Here are some other skating moves:
Spinron – refers to the diversion of Olympic funds to influence competition outcomes. This move is not scored by conventional means as the numbers never seem to add up.
Axel of Evil – any judge spinning out of control.
Death Spiral – spinning past security into any Olympic Venue.
Flip – the act of repeatedly changing one’s score. Used with “flop”.
Salchow – the name of skaters’ favorite fast food venue.
Toe Loop – skating with body piercings visible. Also called “Navel loop” and “Nose loop”.
Lutz – skating backwards away from any Olympic judging controversy.
Variations on the Lutz:
Klutz – a Jamaican skater paired with a skater of any other nationality.
Putz – French judge spinning in chair while the skaters warm-up.
Smutz – off-ice maneuvers performed by IOC members and their guests.
Nutz – any maneuver performed on a hard icy surface while wearing thin blades on your feet while spinning wildly in front of thousands of people, nine of which who can ruin any hope of lucrative post-Olympics corporate product endorsement contracts.
Rutz – failed triple-Klutz resulting in deep nose trenches in ice.
Finally we have the most difficult and rewarding of all maneuvers. Invented in Utah, it is the
Quad Butz Rotation – performed by one man skating on thin ice between four wives and five houses over seven days. Requires immense stamina and dexterity with palm pilots.
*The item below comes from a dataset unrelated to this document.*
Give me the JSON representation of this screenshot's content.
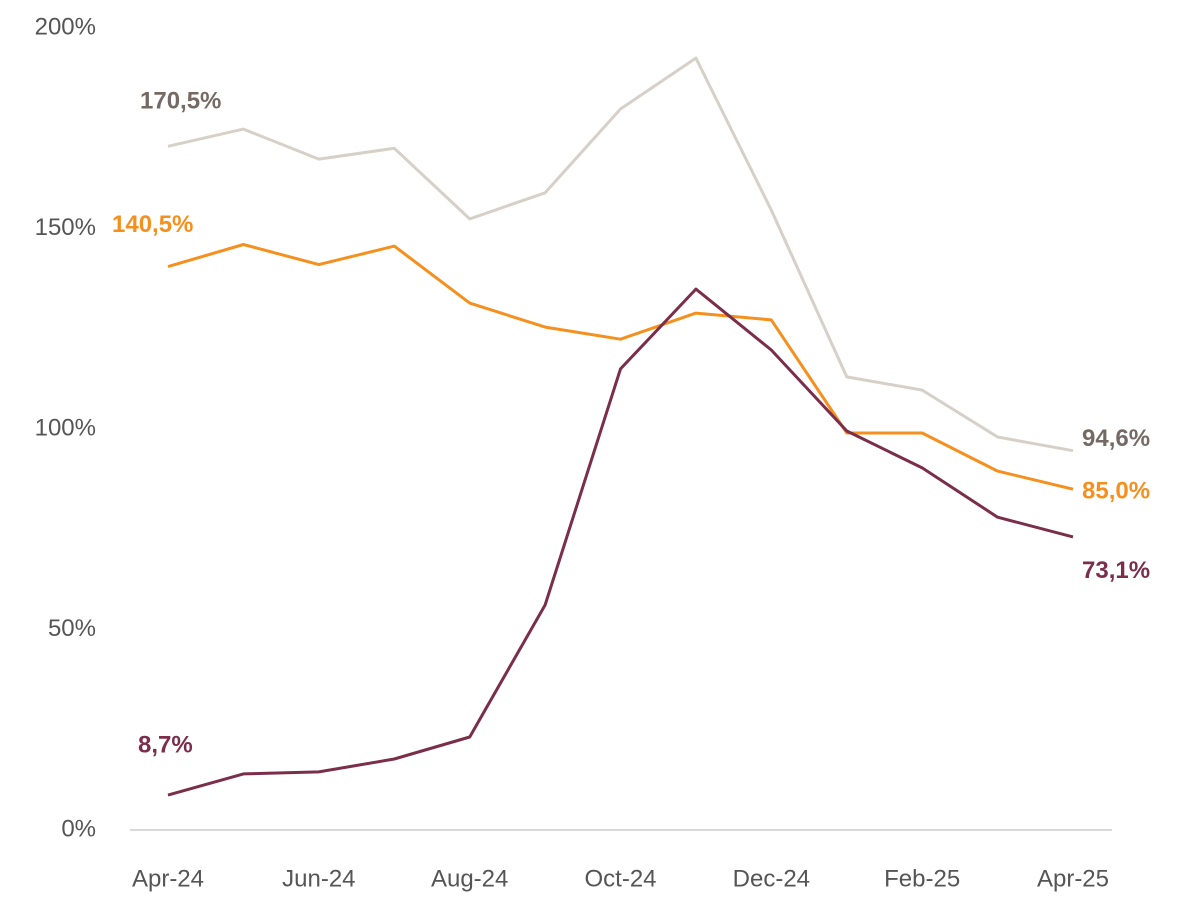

If you couldn’t watch a spinning feat and feet in person you probably saw them at home on TV. And by “TV” I mean “commercials”. There were some excellent advertising competitions in 2002. Here’s a typical sample:
“Wipeout Accounting scores big with our customers. We navigate the financial gates of bookkeeping on the icy downhill course of auditing practices so you can cross the finish line of success without blowing-out the knees of your IRA. We show you how to wax the profit margins of defeat and speed to the bottom-line of your employees’ pension plans. At Wipeout Accounting we aim to take you to the high podium of financial reporting success so you can win the Golden Parachute medal of victory.”
But getting back to the skating, because Figure Skating is so prominent and because Salt Lake City achieved particular notoriety in all the controversy, I believe the skating event and the 2002 Games should be retroactively renamed to emphasize their true places in history. Here are some ideas I got by simply rearranging the letters in FIGURE SKATING:
URGING IT’S FAKE
U.S. TAKING GRIEF
FAKE GIG RUNS IT
And to memorialize Utah we can rearrange the letters in SALT LAKE CITY OLYMPIC GAMES to yield:
LET KEY POLYGAMISTS ACCLAIM
LIKE SALTY POLYGAMIST MECCA
CALMEST ICY POLYGAMIST LAKE
Well, that’s all the time we have for this announcer’s recap of the 2002 Mormon Winter Games. It’s time to dope up so we can tolerate Turin. In the torchlight of the $100 million profit and the Emmy award, SLOC has shown us the true meaning of the Olympic Games. And maybe all the steroid doses and the judging and bribery scandals are just sour grapes because in the final score it’s not whether you win or lose; it’s how you spin the flame.